In September, the Centers for Disease Control and Prevention issued an alarming report about the growing threat of antibiotic-resistant infections, which kill an estimated 23,000 Americans each year. While most of those infections arise in hospitals and nursing home settings, officials underscored the massive use of antibiotics in animals as a serious concern.

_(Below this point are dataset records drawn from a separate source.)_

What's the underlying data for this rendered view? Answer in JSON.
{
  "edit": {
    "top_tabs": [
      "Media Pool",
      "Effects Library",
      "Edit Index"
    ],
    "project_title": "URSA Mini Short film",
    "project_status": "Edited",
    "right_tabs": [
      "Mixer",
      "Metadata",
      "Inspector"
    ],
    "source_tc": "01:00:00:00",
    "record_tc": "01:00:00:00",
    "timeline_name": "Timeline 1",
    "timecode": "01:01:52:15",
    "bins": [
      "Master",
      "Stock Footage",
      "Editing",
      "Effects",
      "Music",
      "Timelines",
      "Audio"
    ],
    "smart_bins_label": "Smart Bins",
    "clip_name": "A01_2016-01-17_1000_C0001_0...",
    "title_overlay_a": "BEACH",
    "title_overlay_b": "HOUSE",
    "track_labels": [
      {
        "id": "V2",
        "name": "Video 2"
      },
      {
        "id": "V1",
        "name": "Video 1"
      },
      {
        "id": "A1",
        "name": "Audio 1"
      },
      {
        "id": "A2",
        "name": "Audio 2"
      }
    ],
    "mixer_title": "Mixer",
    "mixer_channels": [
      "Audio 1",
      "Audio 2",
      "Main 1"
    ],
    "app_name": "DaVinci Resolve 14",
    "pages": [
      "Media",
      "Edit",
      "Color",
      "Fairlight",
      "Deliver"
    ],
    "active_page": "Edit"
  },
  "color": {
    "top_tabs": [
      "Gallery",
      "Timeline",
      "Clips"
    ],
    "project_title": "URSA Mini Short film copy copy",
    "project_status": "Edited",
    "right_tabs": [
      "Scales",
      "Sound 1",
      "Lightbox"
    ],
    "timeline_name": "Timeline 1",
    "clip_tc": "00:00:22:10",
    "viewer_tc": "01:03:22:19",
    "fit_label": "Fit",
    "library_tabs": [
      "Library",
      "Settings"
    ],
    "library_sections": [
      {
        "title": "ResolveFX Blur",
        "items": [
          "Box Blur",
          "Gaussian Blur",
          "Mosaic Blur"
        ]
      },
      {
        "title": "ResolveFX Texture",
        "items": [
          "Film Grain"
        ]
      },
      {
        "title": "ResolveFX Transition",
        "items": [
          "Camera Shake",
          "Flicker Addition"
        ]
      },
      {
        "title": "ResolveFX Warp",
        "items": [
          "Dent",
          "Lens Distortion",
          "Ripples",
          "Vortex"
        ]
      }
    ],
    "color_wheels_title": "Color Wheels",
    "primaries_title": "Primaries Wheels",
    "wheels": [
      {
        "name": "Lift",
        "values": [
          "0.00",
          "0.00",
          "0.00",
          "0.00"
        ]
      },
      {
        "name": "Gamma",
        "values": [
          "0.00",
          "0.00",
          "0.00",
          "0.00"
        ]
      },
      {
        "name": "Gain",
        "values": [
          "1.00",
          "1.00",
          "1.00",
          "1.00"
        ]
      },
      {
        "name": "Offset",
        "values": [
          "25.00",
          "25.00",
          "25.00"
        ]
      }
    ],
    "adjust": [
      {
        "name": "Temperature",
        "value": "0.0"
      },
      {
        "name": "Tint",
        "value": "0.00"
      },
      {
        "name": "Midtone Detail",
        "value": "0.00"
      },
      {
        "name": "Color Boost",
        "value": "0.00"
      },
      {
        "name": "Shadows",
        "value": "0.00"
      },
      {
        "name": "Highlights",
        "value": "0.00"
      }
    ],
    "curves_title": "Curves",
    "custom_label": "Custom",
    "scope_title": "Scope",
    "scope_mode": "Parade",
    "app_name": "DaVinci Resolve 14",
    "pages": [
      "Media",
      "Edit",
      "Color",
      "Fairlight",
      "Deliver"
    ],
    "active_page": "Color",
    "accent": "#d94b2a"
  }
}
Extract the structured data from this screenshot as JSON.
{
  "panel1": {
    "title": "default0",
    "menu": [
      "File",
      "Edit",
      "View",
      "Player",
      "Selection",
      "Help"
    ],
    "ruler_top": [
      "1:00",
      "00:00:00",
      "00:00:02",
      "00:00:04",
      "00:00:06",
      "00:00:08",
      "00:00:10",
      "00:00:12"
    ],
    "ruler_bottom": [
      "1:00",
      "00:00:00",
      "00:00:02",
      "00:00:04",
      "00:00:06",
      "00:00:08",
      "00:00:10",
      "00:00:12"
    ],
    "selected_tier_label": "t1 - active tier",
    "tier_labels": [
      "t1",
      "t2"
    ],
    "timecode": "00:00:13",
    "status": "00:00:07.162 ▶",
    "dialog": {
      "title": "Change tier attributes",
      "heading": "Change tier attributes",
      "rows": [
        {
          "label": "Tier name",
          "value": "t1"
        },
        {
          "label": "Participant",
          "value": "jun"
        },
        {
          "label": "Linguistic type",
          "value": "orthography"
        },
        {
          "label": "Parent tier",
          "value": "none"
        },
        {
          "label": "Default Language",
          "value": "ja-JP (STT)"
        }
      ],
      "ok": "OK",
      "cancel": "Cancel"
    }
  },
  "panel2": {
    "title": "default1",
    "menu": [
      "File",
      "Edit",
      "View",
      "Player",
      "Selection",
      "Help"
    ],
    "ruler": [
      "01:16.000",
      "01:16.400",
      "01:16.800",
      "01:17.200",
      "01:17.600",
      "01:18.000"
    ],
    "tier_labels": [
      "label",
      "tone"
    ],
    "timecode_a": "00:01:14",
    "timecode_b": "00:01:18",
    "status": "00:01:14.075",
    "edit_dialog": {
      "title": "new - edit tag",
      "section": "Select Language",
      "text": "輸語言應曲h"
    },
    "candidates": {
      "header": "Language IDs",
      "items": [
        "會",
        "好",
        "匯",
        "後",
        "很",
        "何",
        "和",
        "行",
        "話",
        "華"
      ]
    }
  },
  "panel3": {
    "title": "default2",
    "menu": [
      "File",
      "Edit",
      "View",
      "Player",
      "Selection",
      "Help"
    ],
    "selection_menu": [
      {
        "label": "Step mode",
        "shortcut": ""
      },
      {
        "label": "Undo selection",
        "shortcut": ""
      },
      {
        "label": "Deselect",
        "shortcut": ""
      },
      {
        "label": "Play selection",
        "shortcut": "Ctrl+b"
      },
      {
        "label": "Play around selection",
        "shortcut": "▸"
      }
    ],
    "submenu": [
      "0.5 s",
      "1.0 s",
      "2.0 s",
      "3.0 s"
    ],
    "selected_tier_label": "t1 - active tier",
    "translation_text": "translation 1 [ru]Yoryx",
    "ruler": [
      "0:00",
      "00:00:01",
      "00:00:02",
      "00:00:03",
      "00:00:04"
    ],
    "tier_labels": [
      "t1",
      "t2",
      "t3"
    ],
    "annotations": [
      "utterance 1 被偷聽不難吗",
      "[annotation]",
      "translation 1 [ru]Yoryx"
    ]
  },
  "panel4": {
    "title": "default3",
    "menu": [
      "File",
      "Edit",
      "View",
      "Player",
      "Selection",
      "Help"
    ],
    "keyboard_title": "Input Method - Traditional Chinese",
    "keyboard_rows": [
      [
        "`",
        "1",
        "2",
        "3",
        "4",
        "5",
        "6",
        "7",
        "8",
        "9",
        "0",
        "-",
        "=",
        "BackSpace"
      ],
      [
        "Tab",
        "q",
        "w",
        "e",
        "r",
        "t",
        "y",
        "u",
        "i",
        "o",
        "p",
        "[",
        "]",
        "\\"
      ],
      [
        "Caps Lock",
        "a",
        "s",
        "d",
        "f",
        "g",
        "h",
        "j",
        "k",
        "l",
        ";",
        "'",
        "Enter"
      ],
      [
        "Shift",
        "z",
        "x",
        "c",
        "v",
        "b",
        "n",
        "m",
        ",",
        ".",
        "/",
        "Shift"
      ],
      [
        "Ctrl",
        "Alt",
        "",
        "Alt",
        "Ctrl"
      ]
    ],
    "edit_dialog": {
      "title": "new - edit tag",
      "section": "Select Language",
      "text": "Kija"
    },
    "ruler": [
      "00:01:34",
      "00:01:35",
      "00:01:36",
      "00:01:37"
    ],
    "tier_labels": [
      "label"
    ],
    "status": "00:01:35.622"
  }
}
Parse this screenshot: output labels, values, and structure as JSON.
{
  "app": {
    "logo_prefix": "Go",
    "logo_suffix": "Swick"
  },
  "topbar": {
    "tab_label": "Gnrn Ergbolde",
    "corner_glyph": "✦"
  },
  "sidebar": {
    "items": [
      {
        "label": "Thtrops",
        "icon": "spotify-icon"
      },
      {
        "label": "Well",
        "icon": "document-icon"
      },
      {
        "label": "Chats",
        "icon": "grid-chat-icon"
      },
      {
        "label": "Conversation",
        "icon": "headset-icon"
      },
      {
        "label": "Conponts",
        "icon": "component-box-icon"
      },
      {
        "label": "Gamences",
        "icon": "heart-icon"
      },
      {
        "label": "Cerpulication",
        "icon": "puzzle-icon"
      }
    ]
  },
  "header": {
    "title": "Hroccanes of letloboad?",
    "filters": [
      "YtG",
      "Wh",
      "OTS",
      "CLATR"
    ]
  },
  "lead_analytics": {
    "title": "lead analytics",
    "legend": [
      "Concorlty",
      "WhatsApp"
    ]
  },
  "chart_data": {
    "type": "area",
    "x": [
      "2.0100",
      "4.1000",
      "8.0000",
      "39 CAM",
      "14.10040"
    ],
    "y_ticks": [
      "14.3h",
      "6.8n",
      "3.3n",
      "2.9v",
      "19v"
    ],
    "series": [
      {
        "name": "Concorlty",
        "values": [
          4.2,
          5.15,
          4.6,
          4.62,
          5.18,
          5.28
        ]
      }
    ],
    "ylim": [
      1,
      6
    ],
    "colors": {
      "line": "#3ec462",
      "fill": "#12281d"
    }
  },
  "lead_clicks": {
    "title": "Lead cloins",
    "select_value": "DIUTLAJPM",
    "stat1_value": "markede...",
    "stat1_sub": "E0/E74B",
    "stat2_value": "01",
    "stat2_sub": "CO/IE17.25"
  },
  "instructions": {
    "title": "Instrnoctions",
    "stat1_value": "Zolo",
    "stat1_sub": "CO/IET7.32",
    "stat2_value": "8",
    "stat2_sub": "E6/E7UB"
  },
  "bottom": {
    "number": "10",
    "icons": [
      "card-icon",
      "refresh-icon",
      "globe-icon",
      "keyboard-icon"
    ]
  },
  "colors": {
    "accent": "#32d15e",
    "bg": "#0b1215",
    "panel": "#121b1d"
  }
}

“Resistant bacteria can contaminate the foods that come from those animals, and people who consume these foods can develop antibiotic-resistant infections,” the CDC’s report stated. “The use of antibiotics for promoting growth is not necessary, and the practice should be phased out.”
In October, a separate report from the Johns Hopkins Center for a Livable Future found that pharmaceutical and farm lobbies had successfully blocked legislative reforms to the widespread use of antibiotics in U.S. livestock, and the organization said regulation had grown only weaker under the Obama administration.
Those findings came five years after a detailed report from a Pew Charitable Trust commission, which found that the constant feeding of antibiotics to animals in order to plump them up and ward off potential disease was making those drugs less and less effective and the bacteria they were meant to treat ever-more resistant to medicines.